The New York Times  reports that the "fine print" in the administration's new plan "includes an acknowledgment that the plan would increase carbon emissions and lead to up to 1,400 premature deaths annually." The article added:

[T]he hundreds of pages of technical analysis that accompany the new proposal indicate that emissions would grow under the plan.Compared to the Obama-era plan, the analysis says, "implementing the proposed rule is expected to increase emissions of carbon dioxide and the level of emissions of certain pollutants in the atmosphere that adversely affect human health." [...][Under the most likely projected scenario], the Trump E.P.A. predicts its plan will see between 470 and 1,400 premature deaths annually by 2030 because of increased rates of microscopic airborne particulates known as PM 2.5, which are dangerous because of their link to heart and lung disease as well as their ability to trigger chronic problems like asthma and bronchitis.

This is the price Donald Trump and his team believe we should collectively pay to help support pollution from a dying industry.
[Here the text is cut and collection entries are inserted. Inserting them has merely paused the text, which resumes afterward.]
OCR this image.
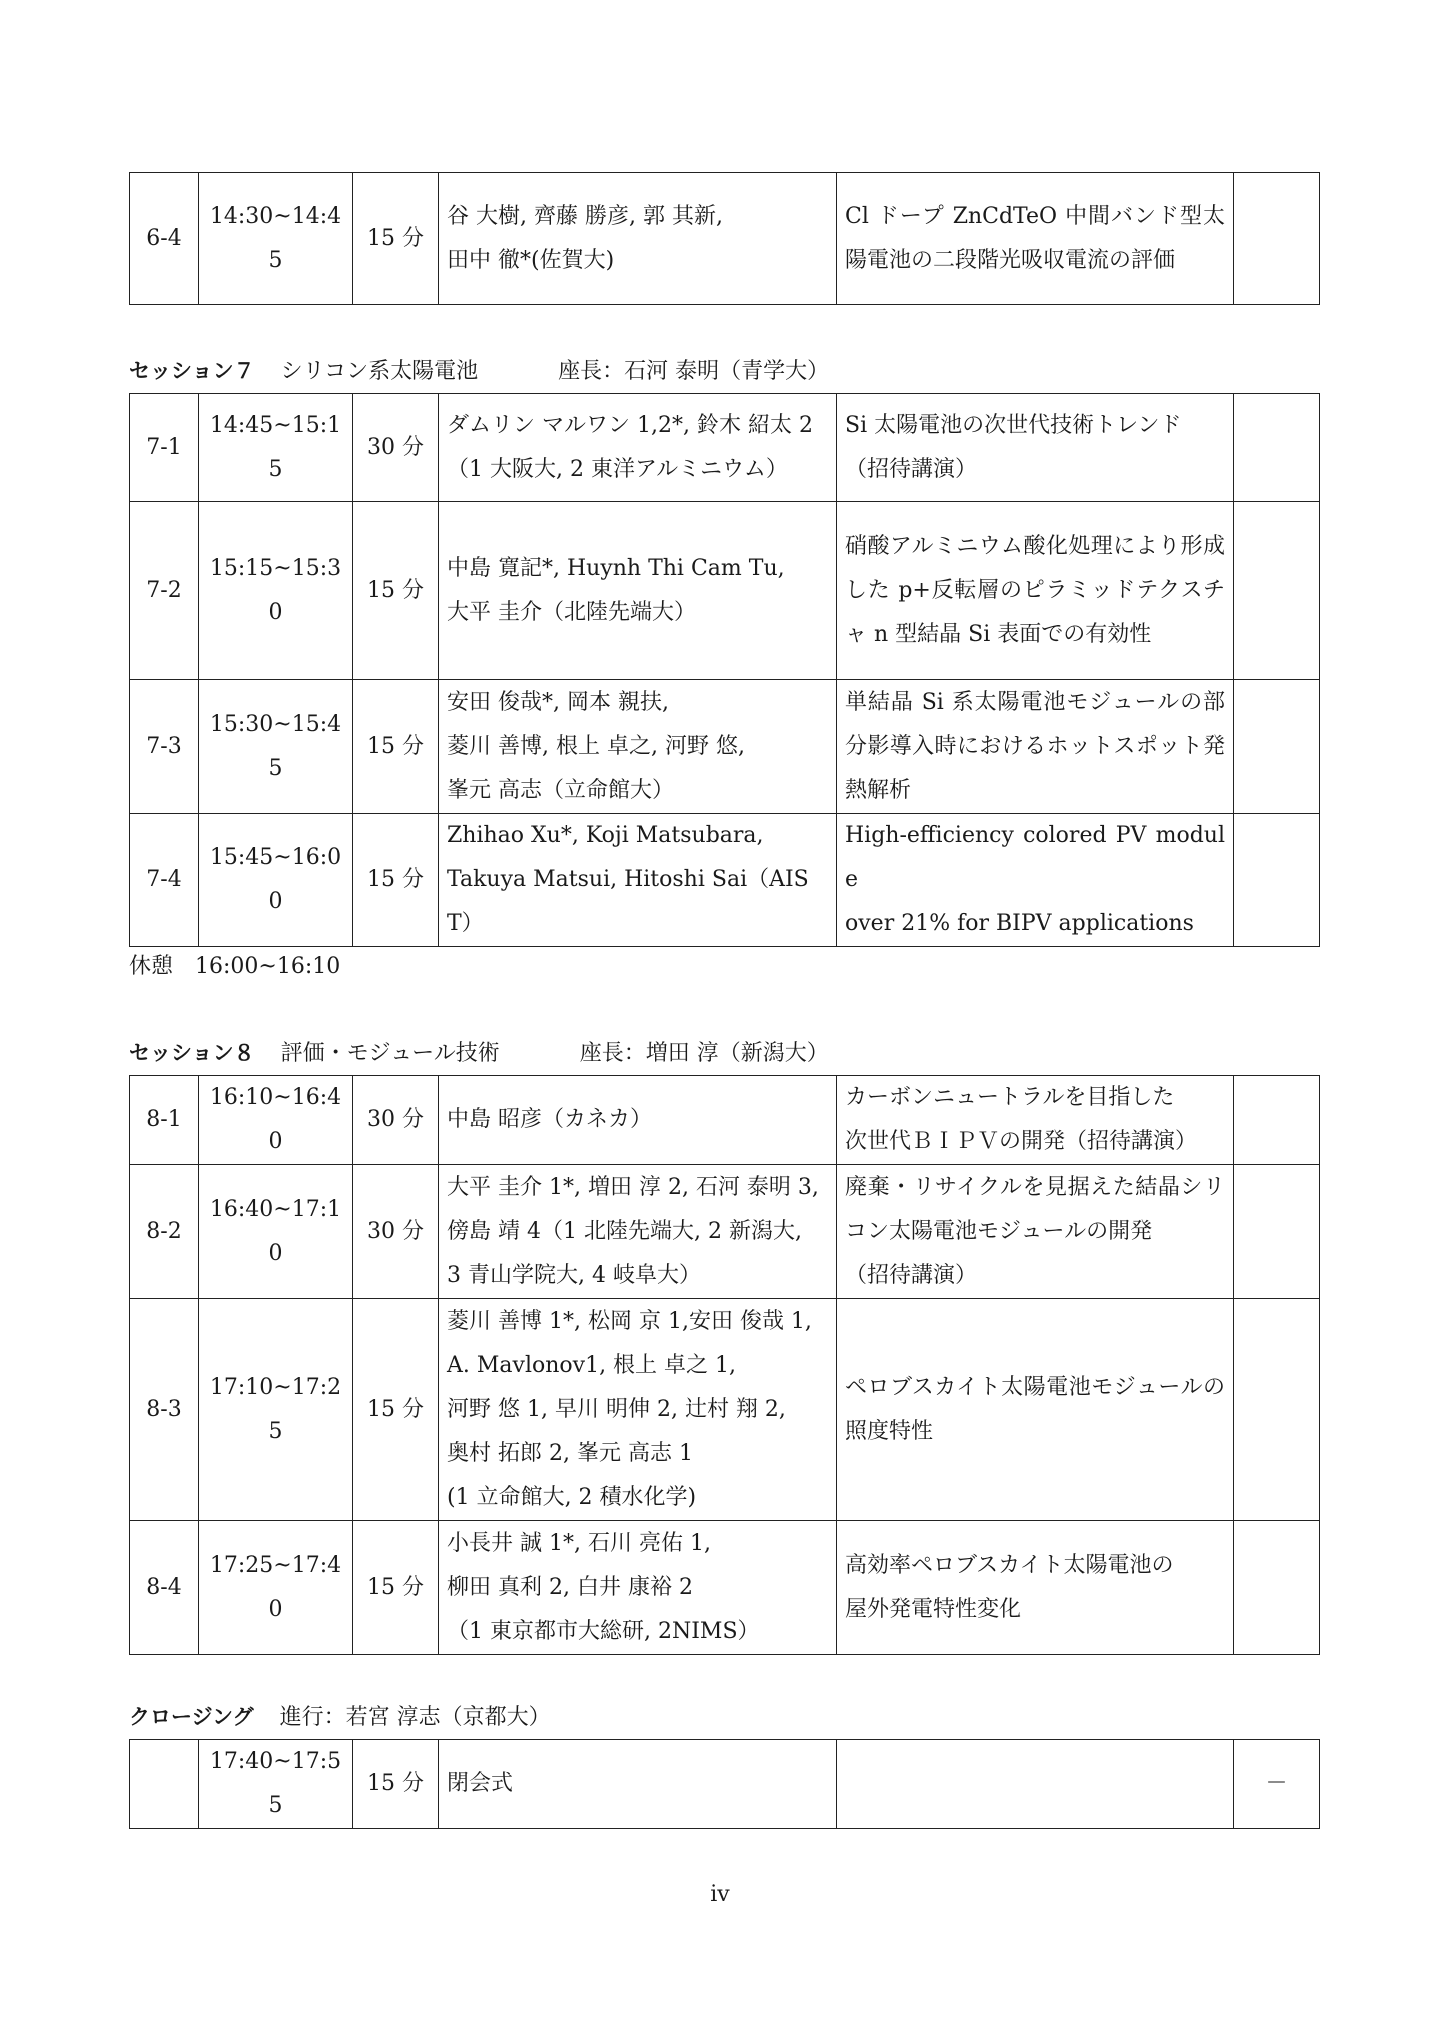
6-4	14:30~14:45	15 分	谷 大樹, 齊藤 勝彦, 郭 其新,
田中 徹*(佐賀大)	Cl ドープ ZnCdTeO 中間バンド型太陽電池の二段階光吸収電流の評価	
セッション７ シリコン系太陽電池	座長：石河 泰明（青学大）
7-1	14:45~15:15	30 分	ダムリン マルワン 1,2*, 鈴木 紹太 2
（1 大阪大, 2 東洋アルミニウム）	Si 太陽電池の次世代技術トレンド
（招待講演）	
7-2	15:15~15:30	15 分	中島 寛記*, Huynh Thi Cam Tu,
大平 圭介（北陸先端大）	硝酸アルミニウム酸化処理により形成した p+反転層のピラミッドテクスチャ n 型結晶 Si 表面での有効性	
7-3	15:30~15:45	15 分	安田 俊哉*, 岡本 親扶,
菱川 善博, 根上 卓之, 河野 悠,
峯元 高志（立命館大）	単結晶 Si 系太陽電池モジュールの部分影導入時におけるホットスポット発熱解析	
7-4	15:45~16:00	15 分	Zhihao Xu*, Koji Matsubara,
Takuya Matsui, Hitoshi Sai（AIST）	High-efficiency colored PV module
over 21% for BIPV applications	
休憩 16:00~16:10
セッション８ 評価・モジュール技術	座長：増田 淳（新潟大）
8-1	16:10~16:40	30 分	中島 昭彦（カネカ）	カーボンニュートラルを目指した
次世代ＢＩＰＶの開発（招待講演）	
8-2	16:40~17:10	30 分	大平 圭介 1*, 増田 淳 2, 石河 泰明 3,
傍島 靖 4（1 北陸先端大, 2 新潟大,
3 青山学院大, 4 岐阜大）	廃棄・リサイクルを見据えた結晶シリコン太陽電池モジュールの開発
（招待講演）	
8-3	17:10~17:25	15 分	菱川 善博 1*, 松岡 京 1,安田 俊哉 1,
A. Mavlonov1, 根上 卓之 1,
河野 悠 1, 早川 明伸 2, 辻村 翔 2,
奥村 拓郎 2, 峯元 高志 1
(1 立命館大, 2 積水化学)	ペロブスカイト太陽電池モジュールの照度特性	
8-4	17:25~17:40	15 分	小長井 誠 1*, 石川 亮佑 1,
柳田 真利 2, 白井 康裕 2
（1 東京都市大総研, 2NIMS）	高効率ペロブスカイト太陽電池の
屋外発電特性変化	
クロージング 進行：若宮 淳志（京都大）
	17:40~17:55	15 分	閉会式		－
iv
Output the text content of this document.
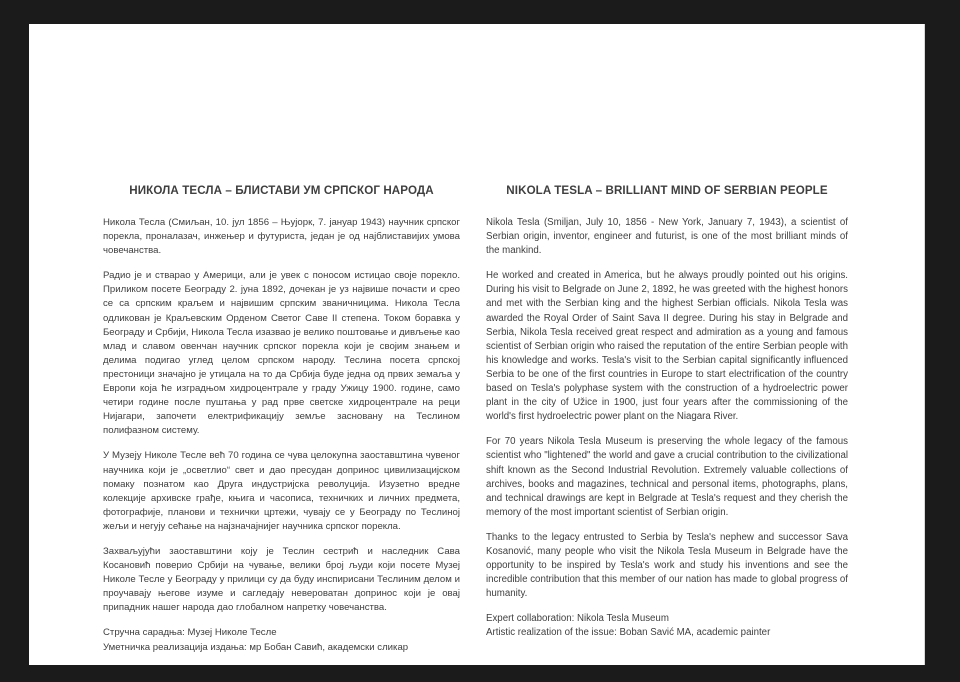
НИКОЛА ТЕСЛА – БЛИСТАВИ УМ СРПСКОГ НАРОДА

Никола Тесла (Смиљан, 10. јул 1856 – Њујорк, 7. јануар 1943) научник српског порекла, проналазач, инжењер и футуриста, један је од најблиставијих умова човечанства.

Радио је и стварао у Америци, али је увек с поносом истицао своје порекло. Приликом посете Београду 2. јуна 1892, дочекан је уз највише почасти и срео се са српским краљем и највишим српским званичницима. Никола Тесла одликован је Краљевским Орденом Светог Саве II степена. Током боравка у Београду и Србији, Никола Тесла изазвао је велико поштовање и дивљење као млад и славом овенчан научник српског порекла који је својим знањем и делима подигао углед целом српском народу. Теслина посета српској престоници значајно је утицала на то да Србија буде једна од првих земаља у Европи која ће изградњом хидроцентрале у граду Ужицу 1900. године, само четири године после пуштања у рад прве светске хидроцентрале на реци Нијагари, започети електрификацију земље засновану на Теслином полифазном систему.

У Музеју Николе Тесле већ 70 година се чува целокупна заоставштина чувеног научника који је „осветлио“ свет и дао пресудан допринос цивилизацијском помаку познатом као Друга индустријска револуција. Изузетно вредне колекције архивске грађе, књига и часописа, техничких и личних предмета, фотографије, планови и технички цртежи, чувају се у Београду по Теслиној жељи и негују сећање на најзначајнијег научника српског порекла.

Захваљујући заоставштини коју је Теслин сестрић и наследник Сава Косановић поверио Србији на чување, велики број људи који посете Музеј Николе Тесле у Београду у прилици су да буду инспирисани Теслиним делом и проучавају његове изуме и сагледају невероватан допринос који је овај припадник нашег народа дао глобалном напретку човечанства.

Стручна сарадња: Музеј Николе Тесле

Уметничка реализација издања: мр Бобан Савић, академски сликар

NIKOLA TESLA – BRILLIANT MIND OF SERBIAN PEOPLE

Nikola Tesla (Smiljan, July 10, 1856 - New York, January 7, 1943), a scientist of Serbian origin, inventor, engineer and futurist, is one of the most brilliant minds of the mankind.

He worked and created in America, but he always proudly pointed out his origins. During his visit to Belgrade on June 2, 1892, he was greeted with the highest honors and met with the Serbian king and the highest Serbian officials. Nikola Tesla was awarded the Royal Order of Saint Sava II degree. During his stay in Belgrade and Serbia, Nikola Tesla received great respect and admiration as a young and famous scientist of Serbian origin who raised the reputation of the entire Serbian people with his knowledge and works. Tesla's visit to the Serbian capital significantly influenced Serbia to be one of the first countries in Europe to start electrification of the country based on Tesla's polyphase system with the construction of a hydroelectric power plant in the city of Užice in 1900, just four years after the commissioning of the world's first hydroelectric power plant on the Niagara River.

For 70 years Nikola Tesla Museum is preserving the whole legacy of the famous scientist who "lightened" the world and gave a crucial contribution to the civilizational shift known as the Second Industrial Revolution. Extremely valuable collections of archives, books and magazines, technical and personal items, photographs, plans, and technical drawings are kept in Belgrade at Tesla's request and they cherish the memory of the most important scientist of Serbian origin.

Thanks to the legacy entrusted to Serbia by Tesla's nephew and successor Sava Kosanović, many people who visit the Nikola Tesla Museum in Belgrade have the opportunity to be inspired by Tesla's work and study his inventions and see the incredible contribution that this member of our nation has made to global progress of humanity.

Expert collaboration: Nikola Tesla Museum

Artistic realization of the issue: Boban Savić MA, academic painter
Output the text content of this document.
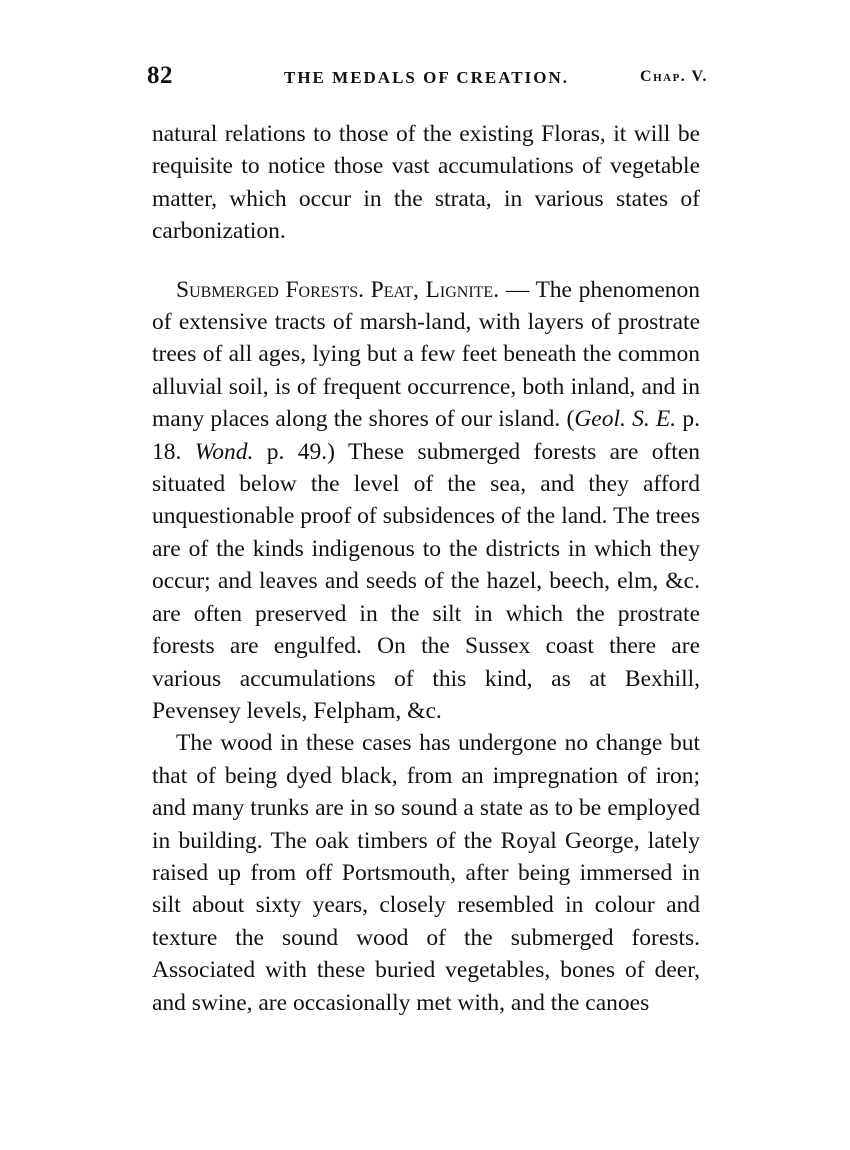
82	THE MEDALS OF CREATION.	Chap. V.

natural relations to those of the existing Floras, it will be requisite to notice those vast accumulations of vegetable matter, which occur in the strata, in various states of carbonization.

Submerged Forests. Peat, Lignite. — The phenomenon of extensive tracts of marsh-land, with layers of prostrate trees of all ages, lying but a few feet beneath the common alluvial soil, is of frequent occurrence, both inland, and in many places along the shores of our island. (Geol. S. E. p. 18. Wond. p. 49.) These submerged forests are often situated below the level of the sea, and they afford unquestionable proof of subsidences of the land. The trees are of the kinds indigenous to the districts in which they occur; and leaves and seeds of the hazel, beech, elm, &c. are often preserved in the silt in which the prostrate forests are engulfed. On the Sussex coast there are various accumulations of this kind, as at Bexhill, Pevensey levels, Felpham, &c.

The wood in these cases has undergone no change but that of being dyed black, from an impregnation of iron; and many trunks are in so sound a state as to be employed in building. The oak timbers of the Royal George, lately raised up from off Portsmouth, after being immersed in silt about sixty years, closely resembled in colour and texture the sound wood of the submerged forests. Associated with these buried vegetables, bones of deer, and swine, are occasionally met with, and the canoes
Some Trump voters may not have realized this is what they were endorsing in 2016, but it's what they're getting now.

Postscript: The president will be in West Virginia tonight, where he's expected to brag about his new pro-pollution policy. Coincidentally, the front page of the local Charleston Gazette Mail has a report today that told readers, "As the Trump administration continues to promise a rebound to the coal industry by walking back Obama administration rules, experts say those regulatory rollbacks still will not prompt a resurgence of the industry."